A second problem emerges over time. Imagine that you love someone who is kind specifically to children. As the years pass, they become kind to all people. Even though most would argue this is a change for the better, it’s a shift in thinking — they are no longer kind in the way you loved them before. The constancy problem suggests that love should fade whenever a person’s qualities change in this way.
Enter Bittick’s idea: the appreciation constraint.
In this view, a quality gives you a reason to love someone only if it comes from motivations you can genuinely appreciate. It helps explain why love doesn’t usually shift just because someone else seems better on paper, and why love can survive the ordinary changes that come with time. Love changes only when the reasons behind a person’s qualities shift in ways the lover can no longer appreciate.
In this view, love isn’t a constant comparison of who scores highest on a list of traits. Nor do changes in those traits justify withdrawing love. Instead, love is a sustained response to another person’s reasons for being who they are.
Artificial romance
As questions about love move beyond human relationships and into digital spaces, Bittick sees a new opportunity to apply the appreciation constraint.
To assess whether it holds up in a rapidly changing world, he is studying how people form relationships with AI. In a 2025 study on how students use AI in schools, the Center for Democracy and Technology reported that 42% of high school students use AI for friendship and 19% for romantic partnership.

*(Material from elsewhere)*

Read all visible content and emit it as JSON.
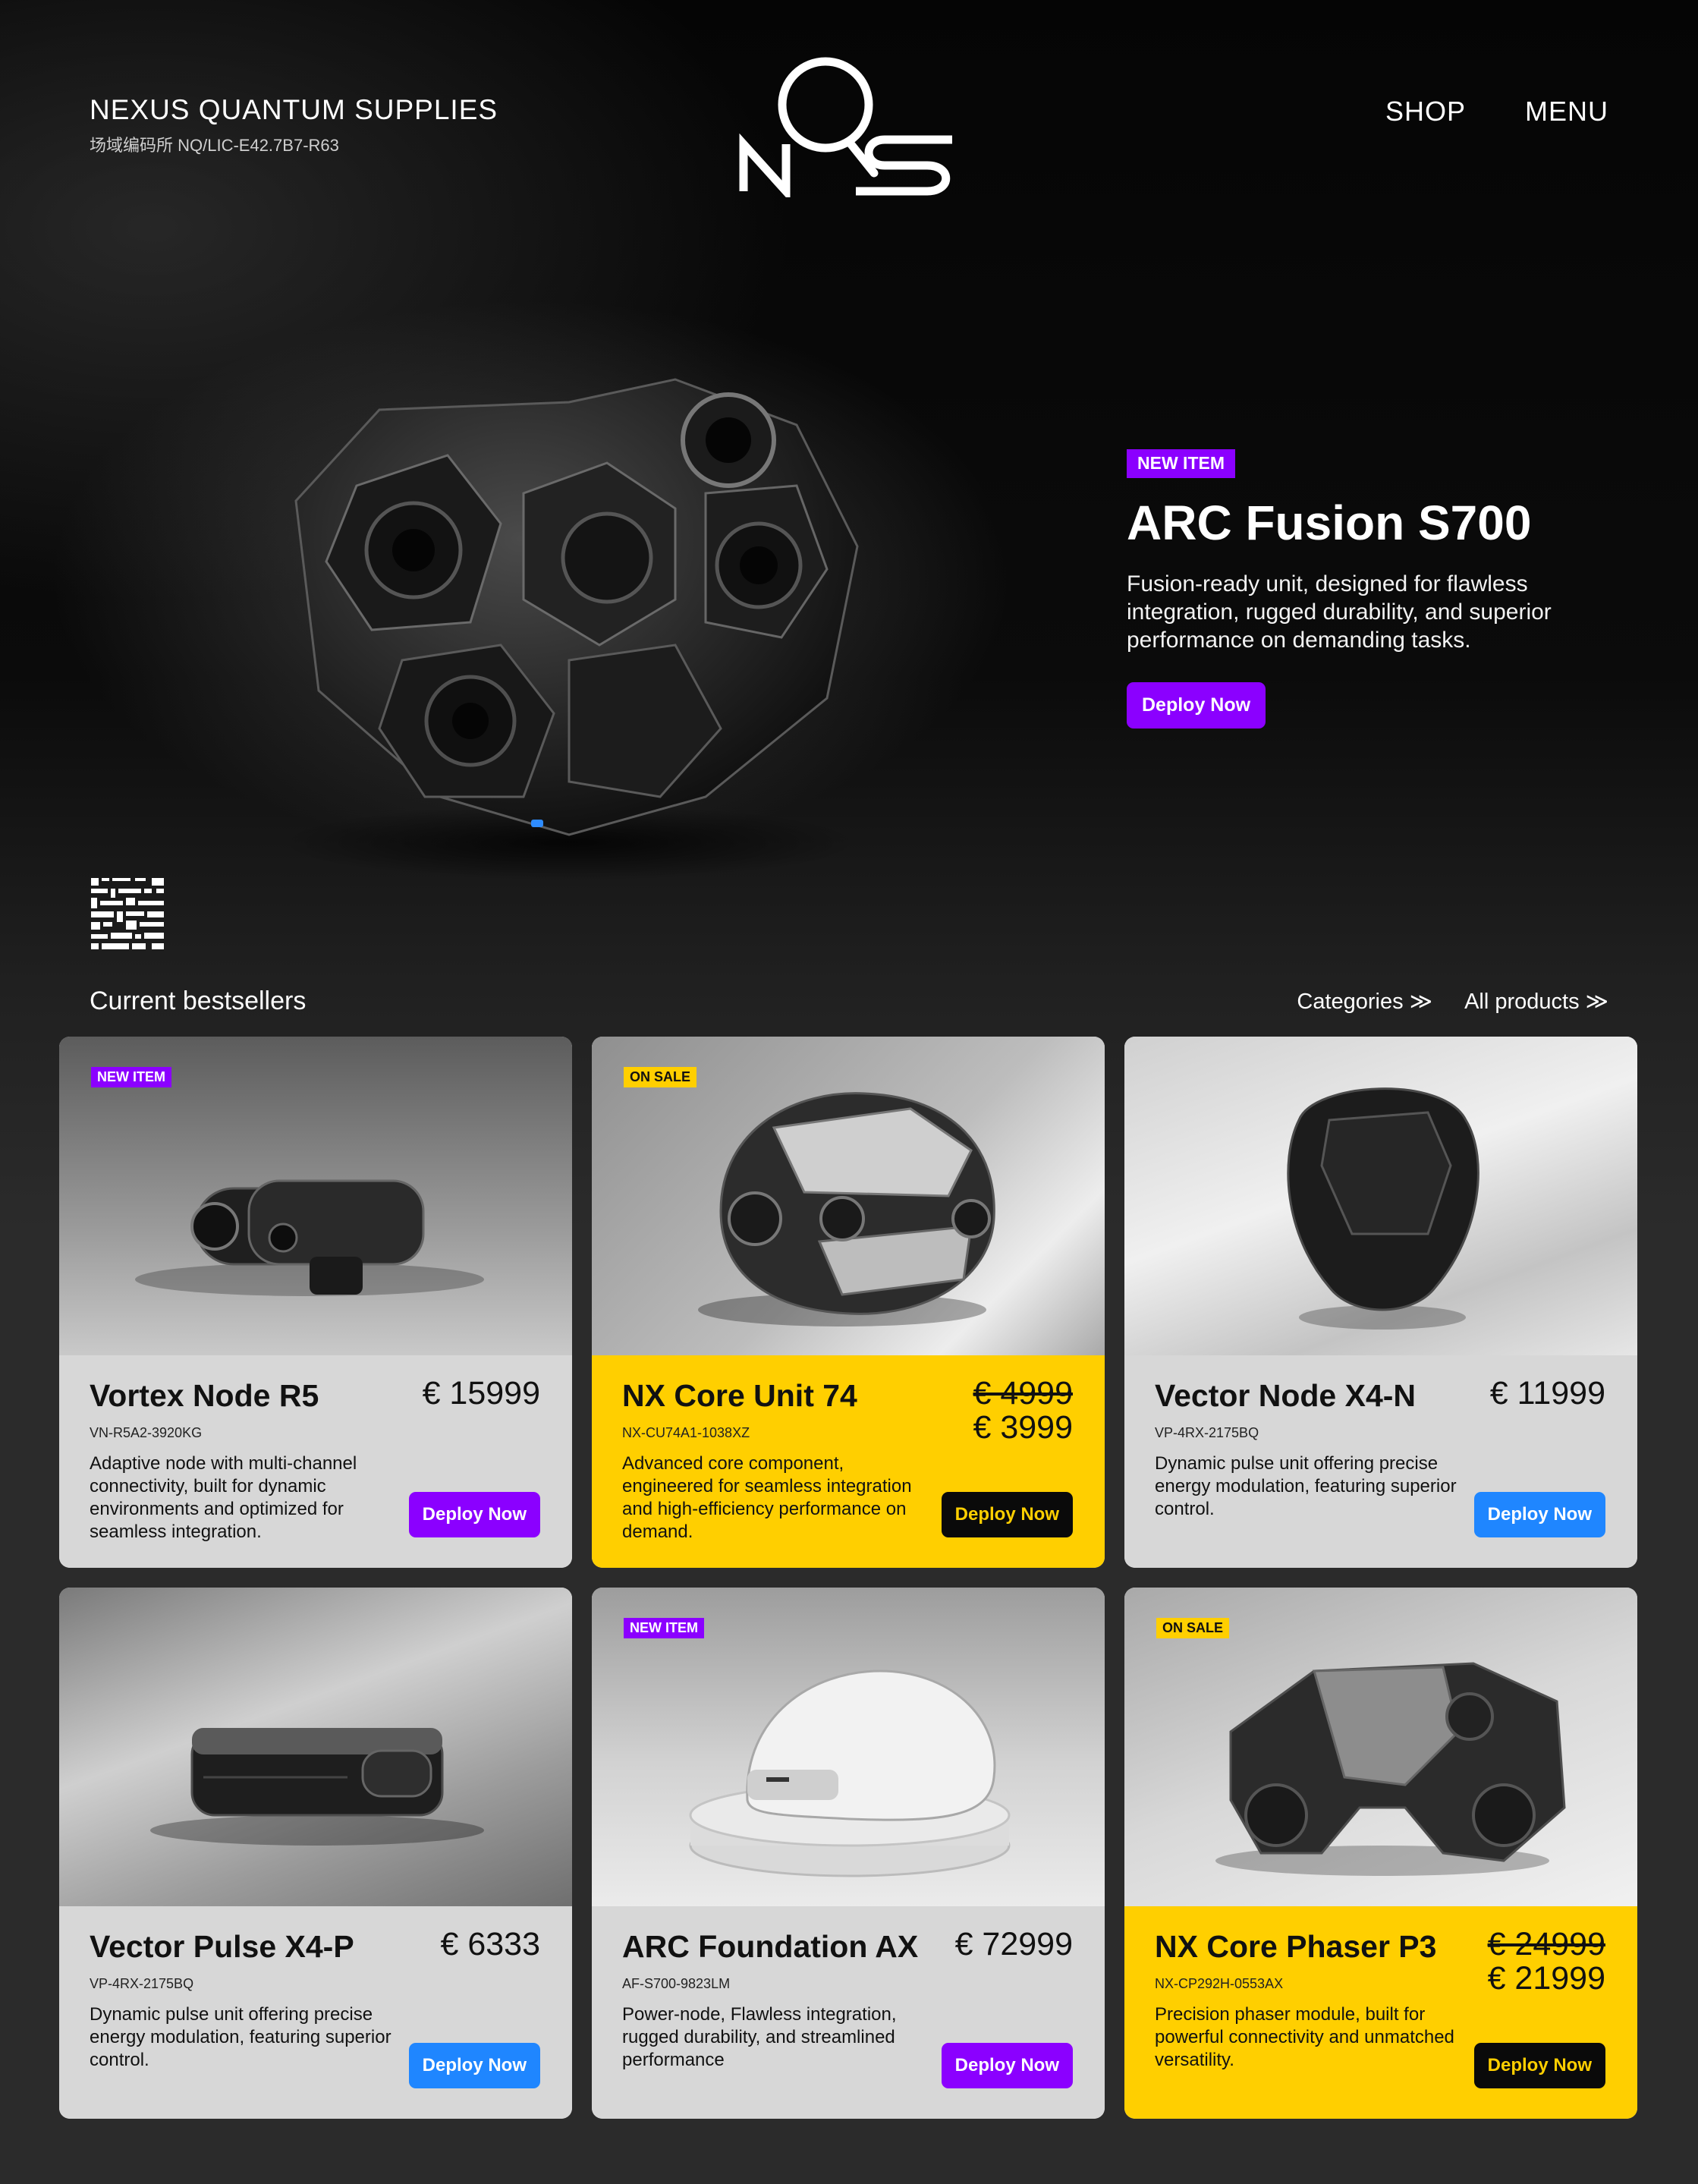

Companies are quickly catering to this demand. Replika claims to offer AI that provides emotional support and companionship — and has more than 40 million users worldwide. Nomi goes even further, advertising that its AI companion has “memory and a soul.” These are just two of many. Between 2022 and 2025, the number of AI companion apps surged by 700%.
“All of this is happening very quickly, and I want to provide some deeper explanations for why it’s not a good idea,” Bittick says.
He argues that the appreciation constraint suggests humans don’t have reasons to love AI. The core of the idea, he says, is that the things we need to know about each other to have reasons for loving someone’s qualities are inaccessible in AI — the kinds of reasons we rely on in human relationships don’t clearly apply to artificial systems.
Imagine that you start to have feelings for an AI app because it makes you laugh. Over time, that positive association might make it feel as though the system is getting to know you, even understanding your sense of humor. But is that enough? Does that give you a reason to love it? Is the humor a reflection of something meaningful about the AI — or simply the result of a system designed to produce responses you find engaging?
These are the types of questions Bittick is asking.
“We don’t really know why the AI says what it says,” Bittick shares. “We have some theories. We can look at the internal mechanisms to see where certain associations are made. But we don’t know precisely why it gives one response over another.”
Without that understanding, Bittick suggests, it becomes difficult to say what — if anything — we’re really responding to when we feel attached to an AI. And if love depends on appreciating the reasons behind who someone is and why they act the way they do, the question remains: Can that kind of appreciation exist in the first place when the “someone” isn’t human?
“Love is such an ordinary thing, but it’s incredibly complex when you try to explain it,” he says. “What it is to love someone is to see what moves them and be emotionally vulnerable to them because of it. Even if it looks like we can do that with AI, it’s missing something essential underneath.”
Jackson Bittick is a PhD student in the Department of Philosophy within the UNC College of Arts and Sciences.